One section recounts how, following Syrian dictator Bashar al-Assad’s attack on civilians in April 2017, Trump told Secretary of Defense James Mattis that he wanted to “fucking kill” Assad already. “Let’s go in. Let’s kill the fucking lot of them,’ Trump said, according to Woodward book excerpts.
Mattis, who has since called the book “fiction,” reportedly declined to carry out such an order, and Assad remains in power.
Beyond the potentially world-altering Trump directives, Woodward, of course, has no shortage of petty, demeaning, thoroughly Trumpian refrains, besides the “retarded” jab at Sessions.
Trump, he writes, said that his former Chief of Staff Reince Priebus was “like a little rat;” blasted his predecessor Barack Obama as a “weak dick,” ragged on his former National Security Adviser H.R. McMaster’s supposedly cheap suits; and told his now 80-year-old Commerce Secretary Wilbur Ross, “I don’t trust you. I don’t want you doing any more negotiations… You’re past your prime.”
For those who know Trump, or have worked for him, none of this is much of a surprise.

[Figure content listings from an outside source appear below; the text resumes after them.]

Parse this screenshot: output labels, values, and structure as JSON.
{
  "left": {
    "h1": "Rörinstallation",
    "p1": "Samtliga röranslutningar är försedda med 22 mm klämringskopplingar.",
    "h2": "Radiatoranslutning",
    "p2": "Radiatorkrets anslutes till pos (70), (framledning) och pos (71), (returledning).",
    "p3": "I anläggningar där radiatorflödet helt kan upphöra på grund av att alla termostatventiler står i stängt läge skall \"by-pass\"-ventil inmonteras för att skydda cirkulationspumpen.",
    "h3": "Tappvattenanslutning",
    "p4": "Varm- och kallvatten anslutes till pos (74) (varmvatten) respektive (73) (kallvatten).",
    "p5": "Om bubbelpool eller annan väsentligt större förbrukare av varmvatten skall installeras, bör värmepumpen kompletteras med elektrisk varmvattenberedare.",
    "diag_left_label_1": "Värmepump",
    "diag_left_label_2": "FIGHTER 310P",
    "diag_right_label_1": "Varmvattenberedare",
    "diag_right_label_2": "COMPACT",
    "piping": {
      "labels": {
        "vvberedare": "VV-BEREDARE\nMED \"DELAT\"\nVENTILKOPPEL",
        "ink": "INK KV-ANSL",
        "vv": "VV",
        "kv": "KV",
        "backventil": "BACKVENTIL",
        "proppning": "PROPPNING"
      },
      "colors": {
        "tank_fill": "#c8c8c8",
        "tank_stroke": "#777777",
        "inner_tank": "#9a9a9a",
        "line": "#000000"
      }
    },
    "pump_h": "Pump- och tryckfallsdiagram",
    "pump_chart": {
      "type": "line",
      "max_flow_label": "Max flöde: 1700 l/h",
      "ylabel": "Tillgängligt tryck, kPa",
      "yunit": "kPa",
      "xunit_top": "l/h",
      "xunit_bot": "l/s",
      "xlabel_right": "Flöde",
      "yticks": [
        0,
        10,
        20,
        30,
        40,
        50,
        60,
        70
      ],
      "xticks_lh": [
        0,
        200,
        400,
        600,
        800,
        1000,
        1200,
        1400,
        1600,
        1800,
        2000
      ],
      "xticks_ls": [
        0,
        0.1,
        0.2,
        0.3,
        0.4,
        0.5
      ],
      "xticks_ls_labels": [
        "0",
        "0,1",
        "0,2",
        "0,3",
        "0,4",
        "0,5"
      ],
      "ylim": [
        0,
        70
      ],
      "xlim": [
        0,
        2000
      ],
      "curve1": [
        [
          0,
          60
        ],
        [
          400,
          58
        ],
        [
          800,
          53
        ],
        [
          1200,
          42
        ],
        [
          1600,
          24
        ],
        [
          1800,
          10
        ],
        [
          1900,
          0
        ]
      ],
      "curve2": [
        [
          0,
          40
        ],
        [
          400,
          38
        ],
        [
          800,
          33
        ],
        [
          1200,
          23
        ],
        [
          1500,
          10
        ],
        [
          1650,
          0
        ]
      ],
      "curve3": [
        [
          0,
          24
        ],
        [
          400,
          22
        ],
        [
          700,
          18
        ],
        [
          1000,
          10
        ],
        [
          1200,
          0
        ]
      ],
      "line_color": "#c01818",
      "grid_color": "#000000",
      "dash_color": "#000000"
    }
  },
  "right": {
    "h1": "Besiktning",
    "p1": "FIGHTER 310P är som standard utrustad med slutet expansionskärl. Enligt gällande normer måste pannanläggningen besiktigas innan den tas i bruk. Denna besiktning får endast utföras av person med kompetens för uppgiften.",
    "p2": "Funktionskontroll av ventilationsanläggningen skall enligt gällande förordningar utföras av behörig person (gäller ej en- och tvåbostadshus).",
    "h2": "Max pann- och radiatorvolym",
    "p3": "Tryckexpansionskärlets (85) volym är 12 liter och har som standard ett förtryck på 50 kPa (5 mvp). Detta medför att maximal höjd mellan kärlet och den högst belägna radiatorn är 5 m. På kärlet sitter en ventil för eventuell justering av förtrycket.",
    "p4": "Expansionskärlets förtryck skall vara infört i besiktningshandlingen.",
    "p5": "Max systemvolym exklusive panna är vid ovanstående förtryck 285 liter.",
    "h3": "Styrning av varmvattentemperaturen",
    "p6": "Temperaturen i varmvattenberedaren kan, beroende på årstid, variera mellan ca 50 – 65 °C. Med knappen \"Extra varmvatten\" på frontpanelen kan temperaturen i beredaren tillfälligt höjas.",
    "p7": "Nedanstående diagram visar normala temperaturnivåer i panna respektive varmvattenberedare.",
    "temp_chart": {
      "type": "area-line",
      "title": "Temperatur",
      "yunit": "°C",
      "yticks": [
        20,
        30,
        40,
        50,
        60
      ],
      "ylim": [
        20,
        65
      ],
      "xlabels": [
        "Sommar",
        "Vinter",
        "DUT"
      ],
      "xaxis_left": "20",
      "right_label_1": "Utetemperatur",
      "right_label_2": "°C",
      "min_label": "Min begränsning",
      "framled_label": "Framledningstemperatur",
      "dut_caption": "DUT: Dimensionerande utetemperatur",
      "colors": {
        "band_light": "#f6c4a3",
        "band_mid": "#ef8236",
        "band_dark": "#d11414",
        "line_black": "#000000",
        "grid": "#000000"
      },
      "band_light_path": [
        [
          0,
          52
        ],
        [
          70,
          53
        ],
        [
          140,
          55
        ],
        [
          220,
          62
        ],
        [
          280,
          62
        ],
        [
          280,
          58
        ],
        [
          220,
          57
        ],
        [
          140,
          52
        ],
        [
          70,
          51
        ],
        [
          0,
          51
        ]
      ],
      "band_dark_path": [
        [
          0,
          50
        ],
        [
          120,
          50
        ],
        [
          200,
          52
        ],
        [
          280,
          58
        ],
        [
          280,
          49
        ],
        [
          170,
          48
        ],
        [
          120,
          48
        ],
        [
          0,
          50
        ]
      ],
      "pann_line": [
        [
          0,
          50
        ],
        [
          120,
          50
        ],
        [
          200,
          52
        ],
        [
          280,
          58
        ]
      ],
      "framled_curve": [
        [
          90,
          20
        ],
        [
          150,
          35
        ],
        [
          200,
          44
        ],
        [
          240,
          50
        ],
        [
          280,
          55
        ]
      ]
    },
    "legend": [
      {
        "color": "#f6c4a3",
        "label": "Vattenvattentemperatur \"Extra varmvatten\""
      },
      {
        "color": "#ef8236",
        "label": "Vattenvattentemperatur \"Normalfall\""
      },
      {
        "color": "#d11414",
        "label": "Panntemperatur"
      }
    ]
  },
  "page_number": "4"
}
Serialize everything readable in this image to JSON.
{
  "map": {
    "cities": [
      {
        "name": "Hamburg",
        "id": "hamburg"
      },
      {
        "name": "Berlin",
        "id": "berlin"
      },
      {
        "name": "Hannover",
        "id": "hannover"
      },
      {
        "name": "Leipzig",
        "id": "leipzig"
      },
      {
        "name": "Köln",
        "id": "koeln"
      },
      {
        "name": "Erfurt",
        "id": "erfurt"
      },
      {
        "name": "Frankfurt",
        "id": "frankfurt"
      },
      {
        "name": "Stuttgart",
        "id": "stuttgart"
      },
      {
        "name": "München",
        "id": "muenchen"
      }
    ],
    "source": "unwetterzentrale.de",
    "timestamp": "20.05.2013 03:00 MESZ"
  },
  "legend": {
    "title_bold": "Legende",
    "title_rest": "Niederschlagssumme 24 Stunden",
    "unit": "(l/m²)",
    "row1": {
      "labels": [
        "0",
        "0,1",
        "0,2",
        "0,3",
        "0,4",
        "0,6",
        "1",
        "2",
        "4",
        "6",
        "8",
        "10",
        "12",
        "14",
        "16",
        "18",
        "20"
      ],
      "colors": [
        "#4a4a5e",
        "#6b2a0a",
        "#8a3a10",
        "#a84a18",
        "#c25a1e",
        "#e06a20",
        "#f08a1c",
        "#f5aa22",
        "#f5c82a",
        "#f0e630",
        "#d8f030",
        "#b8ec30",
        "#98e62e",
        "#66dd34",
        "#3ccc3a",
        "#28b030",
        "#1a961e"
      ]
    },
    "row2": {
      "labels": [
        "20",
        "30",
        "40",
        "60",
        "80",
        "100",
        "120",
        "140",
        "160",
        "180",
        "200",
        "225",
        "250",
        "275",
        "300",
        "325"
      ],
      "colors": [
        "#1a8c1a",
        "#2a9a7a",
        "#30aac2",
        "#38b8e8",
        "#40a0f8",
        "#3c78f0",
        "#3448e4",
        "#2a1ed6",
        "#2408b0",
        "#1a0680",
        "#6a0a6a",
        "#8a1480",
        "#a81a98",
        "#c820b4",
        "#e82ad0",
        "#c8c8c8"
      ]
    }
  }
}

Sam Nunberg, a former Trump adviser who the president recently hate-tweeted as “a drunk/drugged up loser,” told The Daily Beast on Tuesday that though Trump never called him “retarded,” he did lob plenty of invective and “tough” talk his way.
“When I worked for then Mr. Trump, if he wasn’t pleased with something you did or your general performance, you would certainly hear from him and he’d raise his tone,” Nunberg recalled. “He could call you derogatory names [and say things like], ‘This is moronic, what’s going on with you?’ or, ‘You have a hearing problem or are you deaf?… You should get your ears checked,’ or, ‘What are you doing, you idiot?’ With that said, I’m not complaining about that, in fact it kind of motivated me.”
“To motivate someone,” Nunberg said, “he will often go after their weakness to their face.”